Dear Dr. R.V. Shrink:
We have been traveling with our RV for a few years. We are usually gone from home 7 or 8 months. We live in Upstate New York and I prefer to leave right after color season. Unfortunately, my husband likes to leave right after Santa Claus. Every year we end up white knuckling our way south through some blizzard, ice storm or slushfest. By the time we make it to the sunbelt our rig looks like it was entered into a mud bog race. It never fails we have things break, rust and wear far more than any other travel time. Are we the only people stupid enough to travel in these weather conditions? How can I work out a compromise with my husband to leave earlier?
-- Empire State Ice Queen
No, you are not alone. Check any major north/south artery after Christmas and you will find a caravan of RV’s headed for the sunbelt. Family and tradition often keep people in the snowbank until the festivities are over. My advice would be to explore the methods used by others. Depending on budget, many leave early and travel home for the holidays. I know couples that split up for the holidays. One staying north until after New Years Eve. You are correct. Traveling in extreme weather is tough on an RV. Frigid temps often make things break instead of bend, freeze up, expand and burst, brine up and decay. I recommend that owners driving through such conditions make a point to get a thorough washing once out of the quagmire. Spending time or money to have your rig completely winterized in the fall should prevent broken plumbing. Even though I completely blow out my water system, I always use RV anti-freeze as an added insurance.

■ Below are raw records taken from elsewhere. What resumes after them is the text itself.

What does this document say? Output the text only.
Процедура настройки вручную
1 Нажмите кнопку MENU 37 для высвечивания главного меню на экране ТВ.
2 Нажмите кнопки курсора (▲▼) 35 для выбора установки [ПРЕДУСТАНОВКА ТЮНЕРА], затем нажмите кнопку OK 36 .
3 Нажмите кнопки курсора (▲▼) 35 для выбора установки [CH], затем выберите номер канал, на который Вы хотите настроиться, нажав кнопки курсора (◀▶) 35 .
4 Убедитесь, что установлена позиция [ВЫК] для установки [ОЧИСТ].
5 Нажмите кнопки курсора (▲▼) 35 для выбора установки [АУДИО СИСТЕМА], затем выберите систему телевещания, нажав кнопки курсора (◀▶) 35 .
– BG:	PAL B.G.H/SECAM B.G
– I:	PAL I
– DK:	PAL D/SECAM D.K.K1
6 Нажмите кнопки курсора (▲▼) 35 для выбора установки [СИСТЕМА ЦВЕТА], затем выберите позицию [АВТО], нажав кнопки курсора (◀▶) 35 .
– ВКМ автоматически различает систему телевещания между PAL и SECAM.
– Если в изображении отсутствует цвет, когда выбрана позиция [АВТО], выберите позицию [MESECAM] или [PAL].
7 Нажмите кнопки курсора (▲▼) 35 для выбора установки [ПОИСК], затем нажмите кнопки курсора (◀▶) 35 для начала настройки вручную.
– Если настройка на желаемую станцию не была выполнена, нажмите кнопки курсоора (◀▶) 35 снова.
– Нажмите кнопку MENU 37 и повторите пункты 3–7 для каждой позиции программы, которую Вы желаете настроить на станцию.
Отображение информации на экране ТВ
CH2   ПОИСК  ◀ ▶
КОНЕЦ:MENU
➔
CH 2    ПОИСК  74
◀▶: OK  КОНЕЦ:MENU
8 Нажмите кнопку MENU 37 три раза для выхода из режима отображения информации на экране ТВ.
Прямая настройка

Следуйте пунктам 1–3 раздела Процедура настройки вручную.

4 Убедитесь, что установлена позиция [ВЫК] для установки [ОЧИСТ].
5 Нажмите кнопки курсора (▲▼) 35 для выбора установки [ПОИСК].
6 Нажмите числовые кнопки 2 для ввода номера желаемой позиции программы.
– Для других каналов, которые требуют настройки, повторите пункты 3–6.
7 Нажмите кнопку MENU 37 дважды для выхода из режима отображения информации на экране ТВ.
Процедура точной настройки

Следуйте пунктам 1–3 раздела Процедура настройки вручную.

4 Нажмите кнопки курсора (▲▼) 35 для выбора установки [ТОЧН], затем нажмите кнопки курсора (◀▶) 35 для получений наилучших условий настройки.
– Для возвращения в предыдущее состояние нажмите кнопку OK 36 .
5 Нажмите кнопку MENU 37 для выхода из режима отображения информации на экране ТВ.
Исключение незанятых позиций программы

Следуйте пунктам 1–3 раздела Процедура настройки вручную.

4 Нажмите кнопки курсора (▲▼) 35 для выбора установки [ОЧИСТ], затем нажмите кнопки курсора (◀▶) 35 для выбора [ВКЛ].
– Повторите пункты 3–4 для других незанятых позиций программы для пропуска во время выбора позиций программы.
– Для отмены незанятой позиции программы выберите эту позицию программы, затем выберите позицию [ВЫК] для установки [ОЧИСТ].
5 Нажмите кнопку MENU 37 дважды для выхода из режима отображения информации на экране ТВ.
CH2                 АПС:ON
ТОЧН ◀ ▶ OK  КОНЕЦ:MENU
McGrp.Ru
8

I know people that will make a fall tour ending in a southern clime, find a convenient storage facility and travel back home for a couple months.
Another thing I suggest is not putting yourself on a schedule. Using all the weather information available today, pick yourself a weather window and make a break for it. Weather.com has a commuter forecast site that works much like Mapquest. You dial in your route and it will give you a weather synopsis.
Here is another tip I learned the hard way. Be very careful which windshield washer fluid you choose. They are not all created equal. The trade name Prestone is almost synonymous with anti-freeze. You would think that a windshield wash would contain an anti-freezing agent. Not always so. Prestone Bug Wash will freeze solid as a rock in cold weather. Not only will you have no windshield wash as you are barreling through the slushfest, it can damage your reservoir, lines and pump. Read the fine print when buying fluids.
So I guess the bottom line in the compromise question might be an every-other-year solution. Stay late one year, leave early the next. If you can stand to be separated for a few weeks, split up and enjoy some alone time. Often pets are a problem when trying to work out this holiday travel solution. Sometimes it is easier for you and your family to celebrate Christmas early and make your getaway before you have to break out the blizzard blanket. It is never any fun trying to load an RV when it’s colder than a well diggers lunchbox.